Organizations adopt information systems (IS) to improve efficiency, reduce errors, and enhance productivity. However, experience has shown that such benefits materialize only to the degree that users of the technology adapt by proactively changing themselves, their work routines, and even the technology itself in order to leverage its strategic capabilities. The importance of user adaptation to IS and its impact on IS success outcomes has been documented by several studies (e.g., Leonard-Barton, 1988; Majchrzak, Rice, Malhotra, King, & Ba, 2000; Tyre & Orlikowski, 1994); nevertheless, many aspects surrounding how and why adaptation unfolds at the individual level remain unclear. Because user adaptation is crucial to IS success, explaining how adaptation processes occur constitutes an important practical and theoretical challenge.

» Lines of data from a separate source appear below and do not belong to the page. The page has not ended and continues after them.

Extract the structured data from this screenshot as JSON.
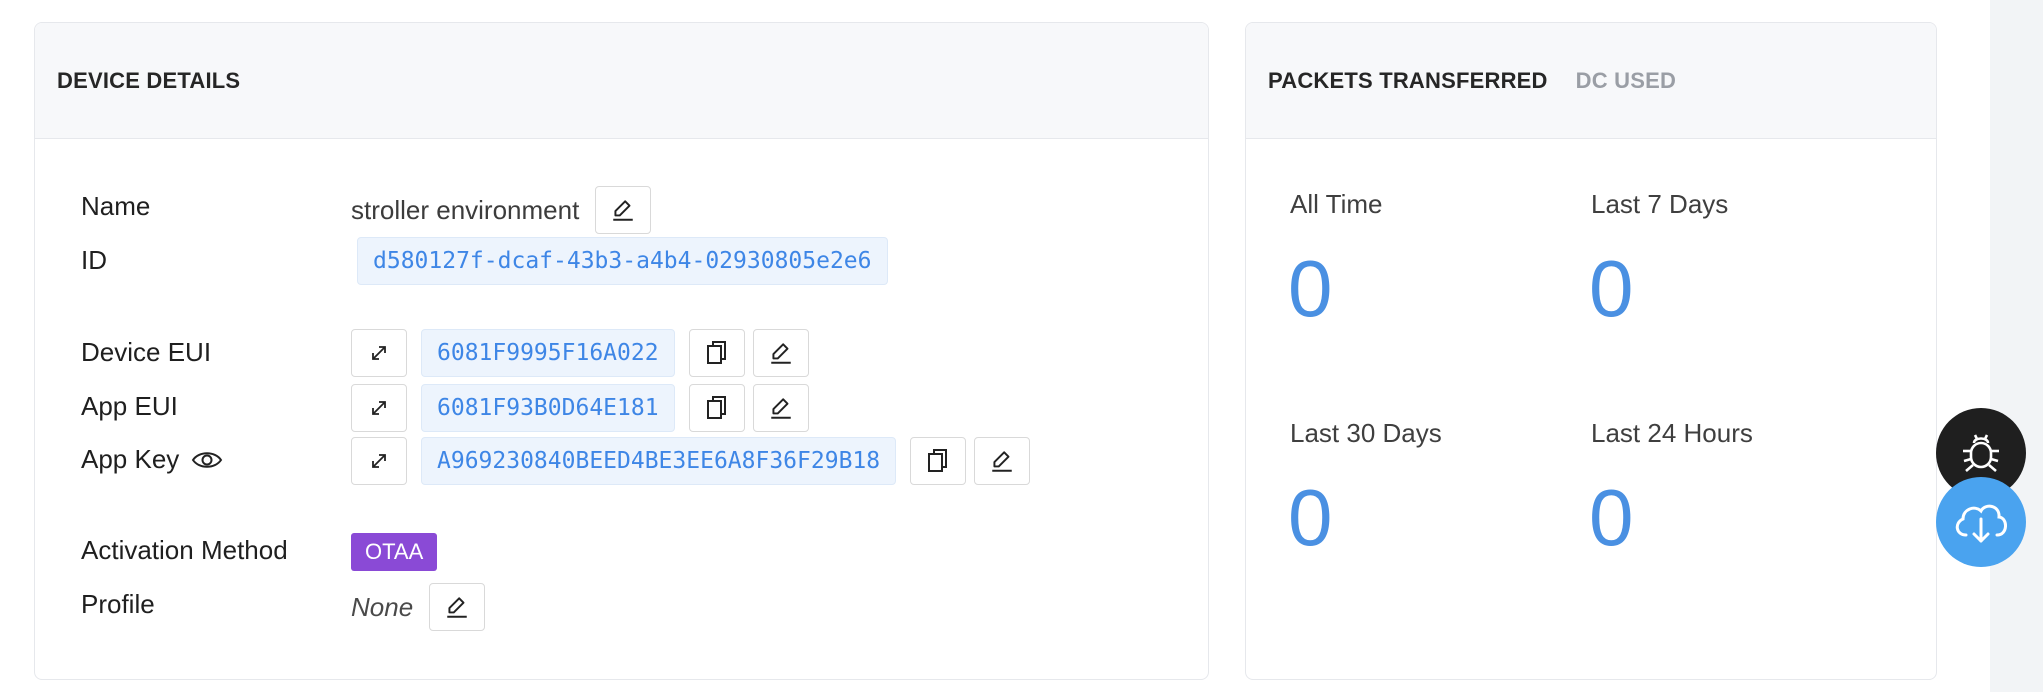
{
  "device_details": {
    "title": "DEVICE DETAILS",
    "name": {
      "label": "Name",
      "value": "stroller environment"
    },
    "id": {
      "label": "ID",
      "value": "d580127f-dcaf-43b3-a4b4-02930805e2e6"
    },
    "device_eui": {
      "label": "Device EUI",
      "value": "6081F9995F16A022"
    },
    "app_eui": {
      "label": "App EUI",
      "value": "6081F93B0D64E181"
    },
    "app_key": {
      "label": "App Key",
      "value": "A969230840BEED4BE3EE6A8F36F29B18"
    },
    "activation": {
      "label": "Activation Method",
      "value": "OTAA",
      "color": "#8a4ad6"
    },
    "profile": {
      "label": "Profile",
      "value": "None"
    }
  },
  "stats": {
    "tabs": [
      "PACKETS TRANSFERRED",
      "DC USED"
    ],
    "items": [
      {
        "label": "All Time",
        "value": "0"
      },
      {
        "label": "Last 7 Days",
        "value": "0"
      },
      {
        "label": "Last 30 Days",
        "value": "0"
      },
      {
        "label": "Last 24 Hours",
        "value": "0"
      }
    ],
    "value_color": "#4a90e2"
  },
  "fabs": {
    "debug_icon": "bug-icon",
    "download_icon": "cloud-download-icon"
  }
}
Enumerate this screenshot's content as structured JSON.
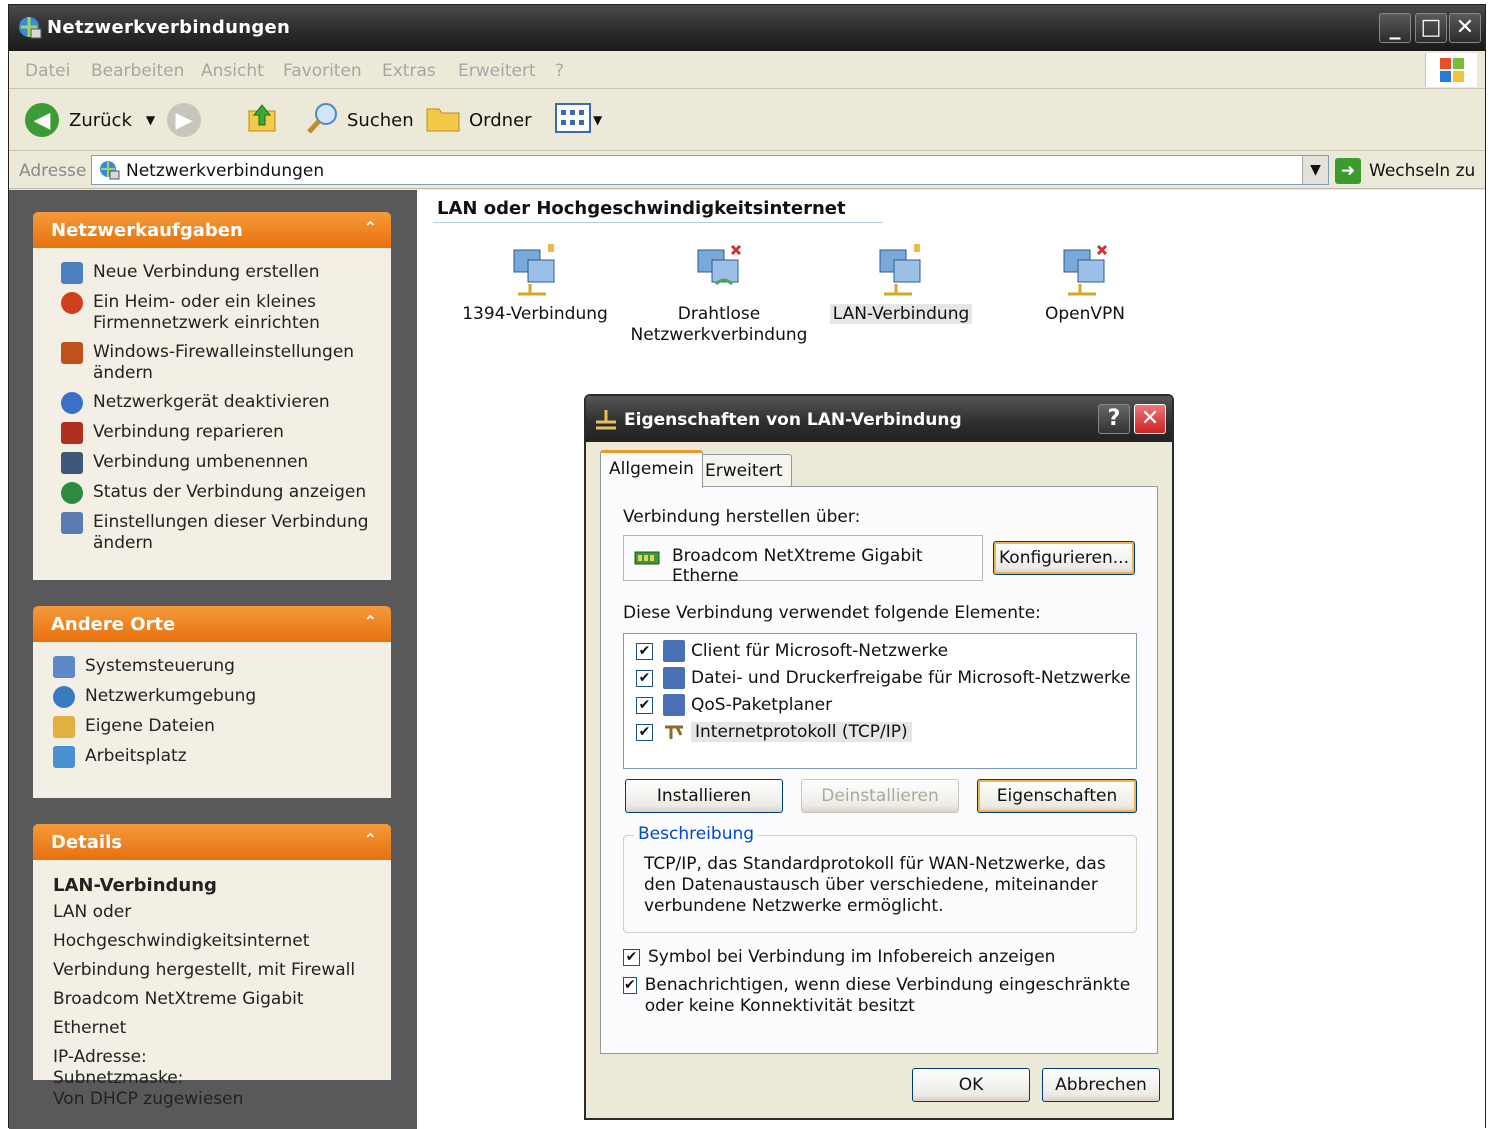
{
  "window": {
    "title": "Netzwerkverbindungen",
    "controls": {
      "minimize": "_",
      "maximize": "□",
      "close": "✕"
    }
  },
  "menu": [
    "Datei",
    "Bearbeiten",
    "Ansicht",
    "Favoriten",
    "Extras",
    "Erweitert",
    "?"
  ],
  "toolbar": {
    "back_label": "Zurück",
    "search_label": "Suchen",
    "folders_label": "Ordner"
  },
  "address": {
    "label": "Adresse",
    "value": "Netzwerkverbindungen",
    "go_label": "Wechseln zu"
  },
  "sidebar": {
    "tasks": {
      "title": "Netzwerkaufgaben",
      "items": [
        {
          "label": "Neue Verbindung erstellen",
          "icon": "new-connection-icon",
          "color": "#4a7fc0"
        },
        {
          "label": "Ein Heim- oder ein kleines Firmennetzwerk einrichten",
          "icon": "home-network-icon",
          "color": "#d04020"
        },
        {
          "label": "Windows-Firewalleinstellungen ändern",
          "icon": "firewall-icon",
          "color": "#c0501c"
        },
        {
          "label": "Netzwerkgerät deaktivieren",
          "icon": "disable-device-icon",
          "color": "#3a70c8"
        },
        {
          "label": "Verbindung reparieren",
          "icon": "repair-icon",
          "color": "#b03020"
        },
        {
          "label": "Verbindung umbenennen",
          "icon": "rename-icon",
          "color": "#405878"
        },
        {
          "label": "Status der Verbindung anzeigen",
          "icon": "status-icon",
          "color": "#2e8a3e"
        },
        {
          "label": "Einstellungen dieser Verbindung ändern",
          "icon": "settings-icon",
          "color": "#5a7ab0"
        }
      ]
    },
    "places": {
      "title": "Andere Orte",
      "items": [
        {
          "label": "Systemsteuerung",
          "icon": "control-panel-icon",
          "color": "#5a88c8"
        },
        {
          "label": "Netzwerkumgebung",
          "icon": "network-places-icon",
          "color": "#3a7ac0"
        },
        {
          "label": "Eigene Dateien",
          "icon": "my-documents-icon",
          "color": "#e0b040"
        },
        {
          "label": "Arbeitsplatz",
          "icon": "my-computer-icon",
          "color": "#4a90d0"
        }
      ]
    },
    "details": {
      "title": "Details",
      "name": "LAN-Verbindung",
      "lines": [
        "LAN oder Hochgeschwindigkeitsinternet",
        "Verbindung hergestellt, mit Firewall",
        "Broadcom NetXtreme Gigabit Ethernet",
        "IP-Adresse:",
        "Subnetzmaske:",
        "Von DHCP zugewiesen"
      ]
    }
  },
  "content": {
    "group_title": "LAN oder Hochgeschwindigkeitsinternet",
    "connections": [
      {
        "label": "1394-Verbindung",
        "icon": "lan-connection-icon"
      },
      {
        "label": "Drahtlose Netzwerkverbindung",
        "icon": "wireless-connection-icon"
      },
      {
        "label": "LAN-Verbindung",
        "icon": "lan-connection-icon"
      },
      {
        "label": "OpenVPN",
        "icon": "disconnected-connection-icon"
      }
    ]
  },
  "dialog": {
    "title": "Eigenschaften von LAN-Verbindung",
    "help": "?",
    "close": "✕",
    "tabs": [
      "Allgemein",
      "Erweitert"
    ],
    "connect_using_label": "Verbindung herstellen über:",
    "adapter": "Broadcom NetXtreme Gigabit Etherne",
    "configure_button": "Konfigurieren...",
    "elements_label": "Diese Verbindung verwendet folgende Elemente:",
    "elements": [
      {
        "label": "Client für Microsoft-Netzwerke",
        "checked": "✔"
      },
      {
        "label": "Datei- und Druckerfreigabe für Microsoft-Netzwerke",
        "checked": "✔"
      },
      {
        "label": "QoS-Paketplaner",
        "checked": "✔"
      },
      {
        "label": "Internetprotokoll (TCP/IP)",
        "checked": "✔"
      }
    ],
    "install_button": "Installieren",
    "uninstall_button": "Deinstallieren",
    "properties_button": "Eigenschaften",
    "description_title": "Beschreibung",
    "description_text": "TCP/IP, das Standardprotokoll für WAN-Netzwerke, das den Datenaustausch über verschiedene, miteinander verbundene Netzwerke ermöglicht.",
    "option_tray": "Symbol bei Verbindung im Infobereich anzeigen",
    "option_notify": "Benachrichtigen, wenn diese Verbindung eingeschränkte oder keine Konnektivität besitzt",
    "ok_button": "OK",
    "cancel_button": "Abbrechen"
  }
}
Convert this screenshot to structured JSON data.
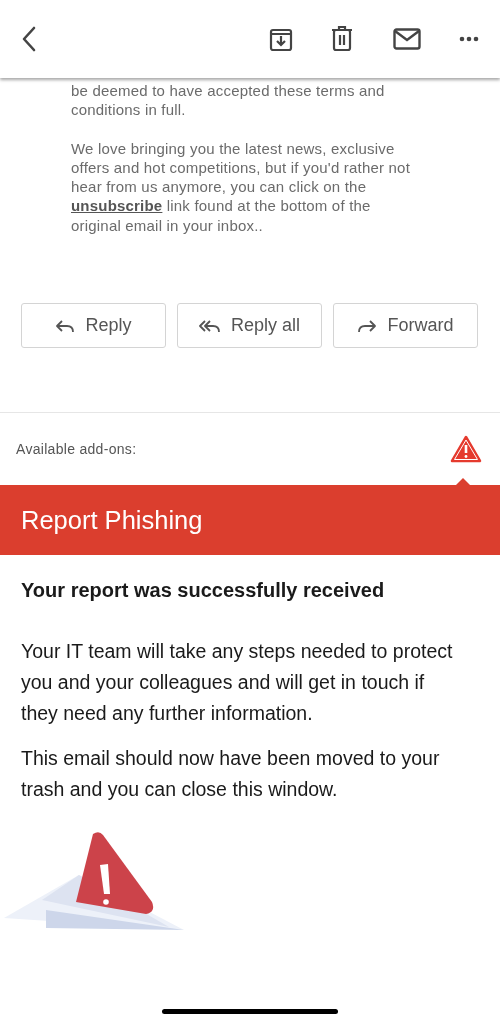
{
  "email_body": {
    "paragraph": "be deemed to have accepted these terms and conditions in full.",
    "unsubscribe_note": {
      "before": "We love bringing you the latest news, exclusive offers and hot competitions, but if you'd rather not hear from us anymore, you can click on the",
      "link": "unsubscribe",
      "after": "link found at the bottom of the original email in your inbox.."
    }
  },
  "actions": [
    {
      "kind": "reply",
      "label": "Reply"
    },
    {
      "kind": "reply_all",
      "label": "Reply all"
    },
    {
      "kind": "forward",
      "label": "Forward"
    }
  ],
  "addons": {
    "label": "Available add-ons:"
  },
  "panel": {
    "title": "Report Phishing",
    "heading": "Your report was successfully received",
    "paragraphs": [
      "Your IT team will take any steps needed to protect you and your colleagues and will get in touch if they need any further information.",
      "This email should now have been moved to your trash and you can close this window."
    ]
  }
}
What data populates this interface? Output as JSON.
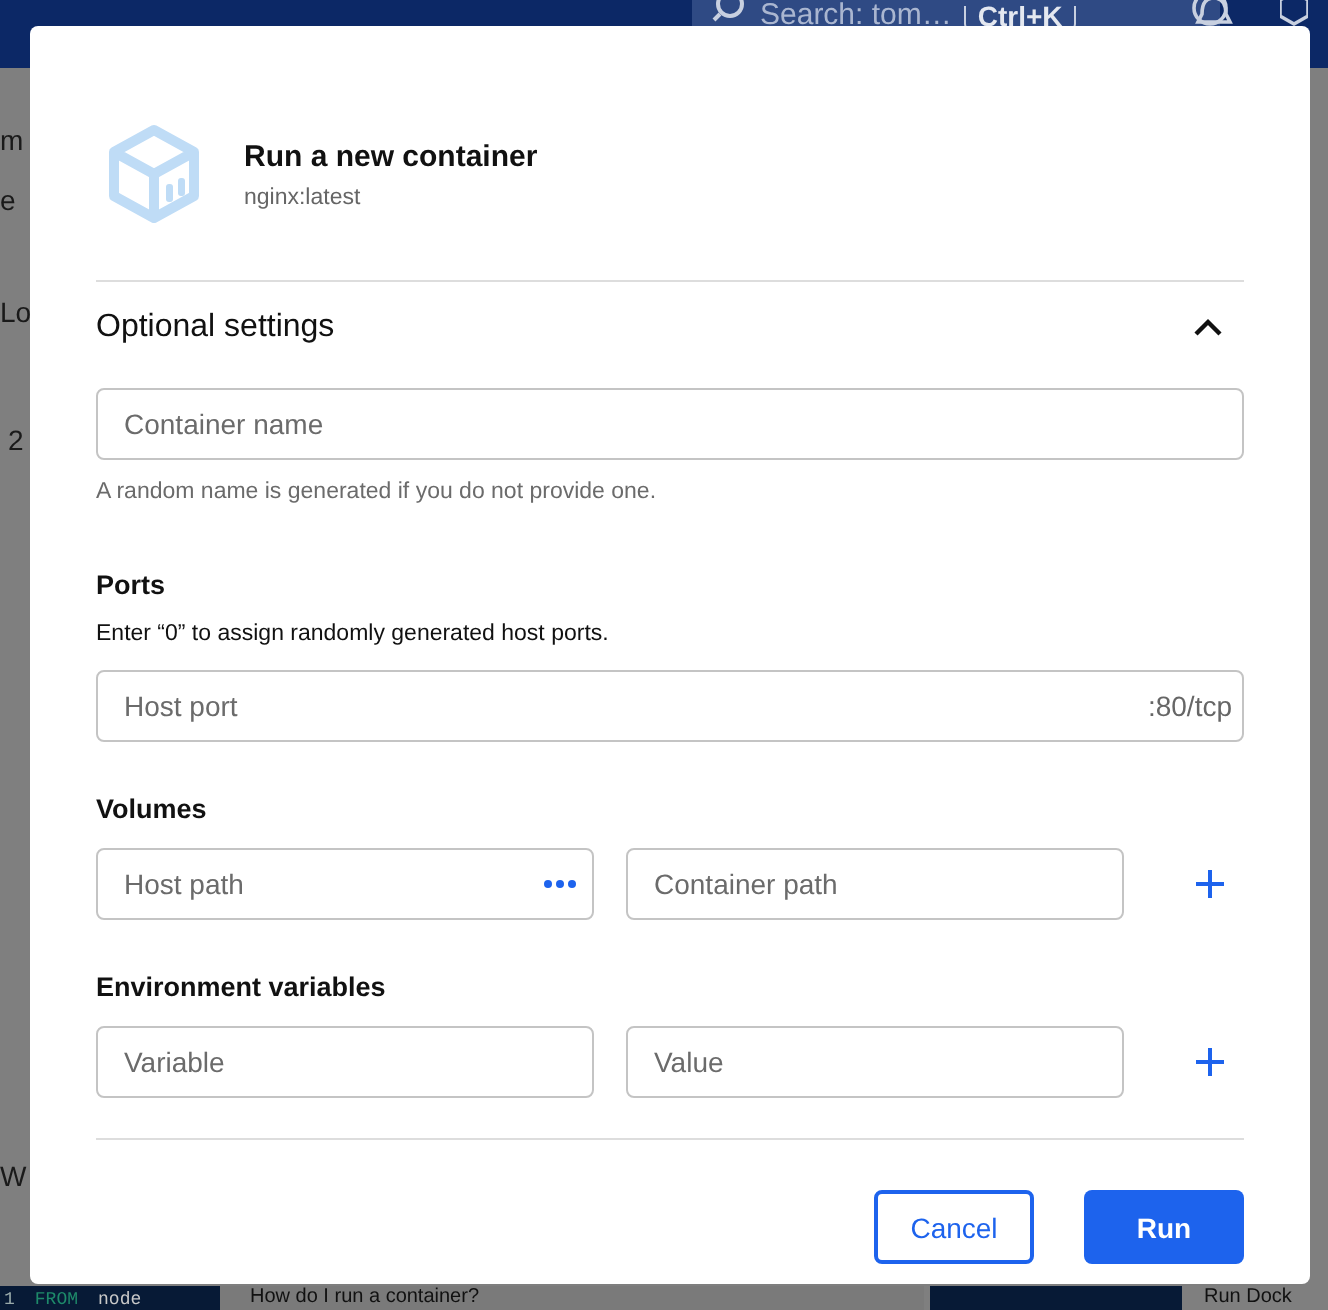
{
  "background": {
    "search": {
      "placeholder": "Search: tom…",
      "shortcut": "Ctrl+K"
    },
    "fragments": [
      "m",
      "e",
      "Lo",
      "2",
      "W"
    ],
    "code": {
      "line_number": "1",
      "keyword": "FROM",
      "text": "node"
    },
    "cards": [
      "How do I run a container?",
      "Run Dock"
    ]
  },
  "dialog": {
    "title": "Run a new container",
    "subtitle": "nginx:latest",
    "section": {
      "title": "Optional settings",
      "expanded": true
    },
    "name_field": {
      "placeholder": "Container name",
      "help": "A random name is generated if you do not provide one."
    },
    "groups": [
      {
        "title": "Ports",
        "note": "Enter “0” to assign randomly generated host ports.",
        "rows": [
          {
            "fields": [
              {
                "placeholder": "Host port",
                "suffix": ":80/tcp",
                "browse": false
              }
            ],
            "addable": false
          }
        ]
      },
      {
        "title": "Volumes",
        "rows": [
          {
            "fields": [
              {
                "placeholder": "Host path",
                "browse": true
              },
              {
                "placeholder": "Container path",
                "browse": false
              }
            ],
            "addable": true
          }
        ]
      },
      {
        "title": "Environment variables",
        "rows": [
          {
            "fields": [
              {
                "placeholder": "Variable",
                "browse": false
              },
              {
                "placeholder": "Value",
                "browse": false
              }
            ],
            "addable": true
          }
        ]
      }
    ],
    "buttons": [
      {
        "label": "Cancel",
        "kind": "secondary"
      },
      {
        "label": "Run",
        "kind": "primary"
      }
    ]
  }
}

Scholars have recently proposed the Coping Model of User Adaptation (CMUA) as a useful theoretical lens for understanding individual adaptive responses to an IS (Beaudry & Pinsonneault, 2005b). Building on coping theory (Folkman, Lazarus, Dunkel-Schetter, DeLongis, & Gruen, 1986; Lazarus & Folkman, 1984), CMUA describes the adaptive process in terms of coping stages, including appraisal of the IS and consequent adaptive behaviors undertaken in response to it. Because coping theory provides an established theoretical foundation for understanding many types of individual responses to potentially stressful events, CMUA is a promising framework for studying and explaining users’ adaptive responses to new (and often stressful) workplace IS. However, CMUA has not yet undergone extensive empirical validation. Although Beaudry and Pinsonneault (2005b) illustrate the tenets of the model using qualitative case evidence from two IS implementations, they note the need for further testing in various IS contexts (p. 519).

The purpose of the current study is to examine the relationship between IS appraisal and adaptive behaviors as posited by CMUA. In doing so, we make two primary contributions. First, we empirically test a core component of CMUA, a necessary step toward establishing its utility for understanding user adaptation to IS. Though recent studies (e.g., Fadel & Brown, 2010) have utilized CMUA to examine antecedents of IS appraisal, the relationship between appraisal and adaptation has not been empirically explored. Second, we expand theoretically on CMUA by incorporating an additional type of appraisal, challenge appraisal that is rooted in coping theory but not explicitly included in CMUA. We believe that this more nuanced view of user adaptation will not only help managers better anticipate adaptive responses to IS, but will also help to foster adaptive responses that are most likely to produce desired IS outcomes.